Using nanotechnology to help mRNA fight against COVID-19, a new approach to gene therapy could improve (Nanotechnology may improve cell therapy for blindness) how doctors treat hereditary blindness.
A team of researchers at Oregon Health & Science University and Oregon State University have developed a method that uses lipid nanoparticles – small balls made of fat – to deliver ribonucleic acid, or mRNA, into the eye. To cure blindness, mRNA must be modified to produce proteins that reverse vision-damaging gene mutations.
In a study published today in Science Advances, the team demonstrates how their lipid nanoparticle delivery system targets cells that are sensitive to light, called photoreceptors, in mice and humans not human. The system’s nanoparticles are coated with a peptide that researchers found to be attractive to photoreceptors.
“Our peptides are like postal codes, and lipid nanoparticles are like envelopes that send gene therapy by mail,” said the author of the study, Gaurav Sahay, Ph.D., associate professor in the OSU College of Pharmacy explained. who also has a joint research appointment with the OHSU Casey Eye Institute. “The peptide ensures that the mRNA is delivered specifically to the photoreceptors – cells that we have not been able to target with lipid nanoparticles until now.”
“More than 250 genetic mutations have been linked to inherited retinal diseases, but only one has a proven gene therapy,” said study author Renee Ryals, Ph.D., assistant professor of ophthalmology at the OHSU School of Medicine. of Medicine is added. scientist at the OHSU Casey Eye Institute. “Improved technology used for gene therapy may provide more treatment options to prevent blindness. The results of our study show that lipid nanoparticles can help us do that.
In 2017, the Food and Drug Administration approved the first gene therapy to treat hereditary blindness. Many patients have experienced better vision and avoided blindness after receiving the treatment, which is sold under the brand name Luxturna. It uses a modified form of adeno-associated virus, or AAV, to deliver gene-editing molecules.

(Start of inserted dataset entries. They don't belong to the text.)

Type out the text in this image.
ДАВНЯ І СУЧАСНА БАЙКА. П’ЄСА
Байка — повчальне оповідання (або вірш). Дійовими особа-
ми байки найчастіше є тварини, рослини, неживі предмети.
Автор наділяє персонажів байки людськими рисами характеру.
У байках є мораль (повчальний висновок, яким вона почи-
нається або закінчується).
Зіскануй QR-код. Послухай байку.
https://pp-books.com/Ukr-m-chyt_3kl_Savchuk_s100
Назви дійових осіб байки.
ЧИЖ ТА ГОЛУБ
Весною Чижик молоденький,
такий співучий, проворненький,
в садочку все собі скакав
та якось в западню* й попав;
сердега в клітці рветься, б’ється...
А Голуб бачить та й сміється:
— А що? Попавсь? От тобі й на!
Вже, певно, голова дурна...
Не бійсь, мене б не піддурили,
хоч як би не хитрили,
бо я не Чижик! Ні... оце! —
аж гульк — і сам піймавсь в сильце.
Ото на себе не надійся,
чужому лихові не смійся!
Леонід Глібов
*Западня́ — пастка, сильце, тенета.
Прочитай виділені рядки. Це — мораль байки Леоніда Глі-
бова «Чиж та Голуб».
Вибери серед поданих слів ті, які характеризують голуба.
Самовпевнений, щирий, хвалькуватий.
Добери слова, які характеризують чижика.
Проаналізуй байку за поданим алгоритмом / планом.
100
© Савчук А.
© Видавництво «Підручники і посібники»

Today’s gene therapies are based on AAV, but they have some limitations. This virus is small and cannot contain the genetic editing machinery for some complex mutations. In gene therapy AAV can only deliver DNA, leading to the creation of gene-editing genes that can lead to unexpected genetic changes.
LIPid nanoparticles are another promises that are worth it because they have no obstacles as AAV. In addition, LIPid nanoparticles can rescue the Mrna, which also controls a brief, so the changes may be blocked. The potential of lipid nanoparticles has been demonstrated by the success of mRNA-based COVID-19 vaccines, which also use lipid nanoparticles to deliver mRNA. They are also the first vaccines licensed for COVID-19 in the United States, due to the speed and volume with which they can be developed.
In this study, Sahay, Ryals and their colleagues showed that the envelope of lipid nanoparticles coated with peptides can be directed to photoreceptor cells in the retina, the tissue behind the eye that provides opportunity to see. As an early proof of concept, mRNA containing the instructions to make a green fluorescent protein was incorporated into the nanoparticles.
After spreading this nanoparticle gene therapy to the eyes of mice and non-human animals, the research team used different imaging techniques to examine the treated eyes. the retinal tissue glows green, indicating that the lipid nanoparticle shell reaches the photoreceptors and that the mRNA it delivers successfully enters the retina and produces green fluorescent protein. This research is the first known lipid nanoparticles to target photoreceptors in a non-human primate.
Scientists are currently working on observational studies to determine the amount of green fluorescent protein expressed in animal retinal models. They are also working on developing therapeutics on mRNA that carries the code for gene-editing genes.
Sahay and Ryals will continue to develop nanoparticle gene therapy delivery systems with the support of a new $3.1 grant from the National Eye Institute of the National Institutes of Health.